Java HashMap performance optimization / alternative

nash picture nash · Nov 18, 2009 · Viewed 116.8k times · Source

I want to create a large HashMap but the put() performance is not good enough. Any ideas?

Other data structure suggestions are welcome but I need the lookup feature of a Java Map:

map.get(key)

In my case I want to create a map with 26 million entries. Using the standard Java HashMap the put rate becomes unbearably slow after 2-3 million insertions.

Also, does anyone know if using different hash code distributions for the keys could help?

My hashcode method:

byte[] a = new byte[2];
byte[] b = new byte[3];
...

public int hashCode() {
    int hash = 503;
    hash = hash * 5381 + (a[0] + a[1]);
    hash = hash * 5381 + (b[0] + b[1] + b[2]);
    return hash;
}

I am using the associative property of addition to ensure that equal objects have the same hashcode. The arrays are bytes with values in the range 0 - 51. Values are only used once in either array. The objects are equal if the a arrays contain the same values (in either order) and the same goes for the b array. So a = {0,1} b = {45,12,33} and a = {1,0} b = {33,45,12} are equal.

EDIT, some notes:

  • A few people have criticized using a hash map or other data structure to store 26 million entries. I cannot see why this would seem strange. It looks like a classic data structures and algorithms problem to me. I have 26 million items and I want to be able to quickly insert them into and look them up from a data structure: give me the data structure and algorithms.

  • Setting the initial capacity of the default Java HashMap to 26 million decreases the performance.

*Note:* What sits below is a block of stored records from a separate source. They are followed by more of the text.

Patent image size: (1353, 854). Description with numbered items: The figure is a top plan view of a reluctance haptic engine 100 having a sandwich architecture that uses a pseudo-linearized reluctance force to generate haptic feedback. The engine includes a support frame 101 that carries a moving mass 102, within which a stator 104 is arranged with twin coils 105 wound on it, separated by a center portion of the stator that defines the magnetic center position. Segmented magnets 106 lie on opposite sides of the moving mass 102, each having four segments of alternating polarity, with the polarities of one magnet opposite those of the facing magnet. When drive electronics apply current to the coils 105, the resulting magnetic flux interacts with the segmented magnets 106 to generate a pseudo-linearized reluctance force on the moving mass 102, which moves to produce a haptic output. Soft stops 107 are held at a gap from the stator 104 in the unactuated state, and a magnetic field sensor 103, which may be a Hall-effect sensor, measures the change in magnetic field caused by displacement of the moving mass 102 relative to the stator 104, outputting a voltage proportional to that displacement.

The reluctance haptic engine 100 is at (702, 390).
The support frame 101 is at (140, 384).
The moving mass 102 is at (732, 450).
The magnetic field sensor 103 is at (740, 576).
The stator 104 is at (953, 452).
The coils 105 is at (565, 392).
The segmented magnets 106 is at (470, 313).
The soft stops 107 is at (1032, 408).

  • Some people have suggested using databases, in some other situations that is definitely the smart option. But I am really asking a data structures and algorithms question, a full database would be overkill and much slower than a good datastructure solution (after all the database is just software but would have communication and possibly disk overhead).

Answer

nash picture nash · Nov 19, 2009

As many people pointed out the hashCode() method was to blame. It was only generating around 20,000 codes for 26 million distinct objects. That is an average of 1,300 objects per hash bucket = very very bad. However if I turn the two arrays into a number in base 52 I am guaranteed to get a unique hash code for every object:

public int hashCode() {       
    // assume that both a and b are sorted       
    return a[0] + powerOf52(a[1], 1) + powerOf52(b[0], 2) + powerOf52(b[1], 3) + powerOf52(b[2], 4);
}

public static int powerOf52(byte b, int power) {
    int result = b;
    for (int i = 0; i < power; i++) {
        result *= 52;
    }
    return result;
}

The arrays are sorted to ensure this methods fulfills the hashCode() contract that equal objects have the same hash code. Using the old method the average number of puts per second over blocks of 100,000 puts, 100,000 to 2,000,000 was:

168350.17
109409.195
81344.91
64319.023
53780.79
45931.258
39680.29
34972.676
31354.514
28343.062
25562.371
23850.695
22299.22
20998.006
19797.799
18702.951
17702.434
16832.182
16084.52
15353.083

Using the new method gives:

337837.84
337268.12
337078.66
336983.97
313873.2
317460.3
317748.5
320000.0
309704.06
310752.03
312944.5
265780.75
275540.5
264350.44
273522.97
270910.94
279008.7
276285.5
283455.16
289603.25

Much much better. The old method tailed off very quickly while the new one keeps up a good throughput.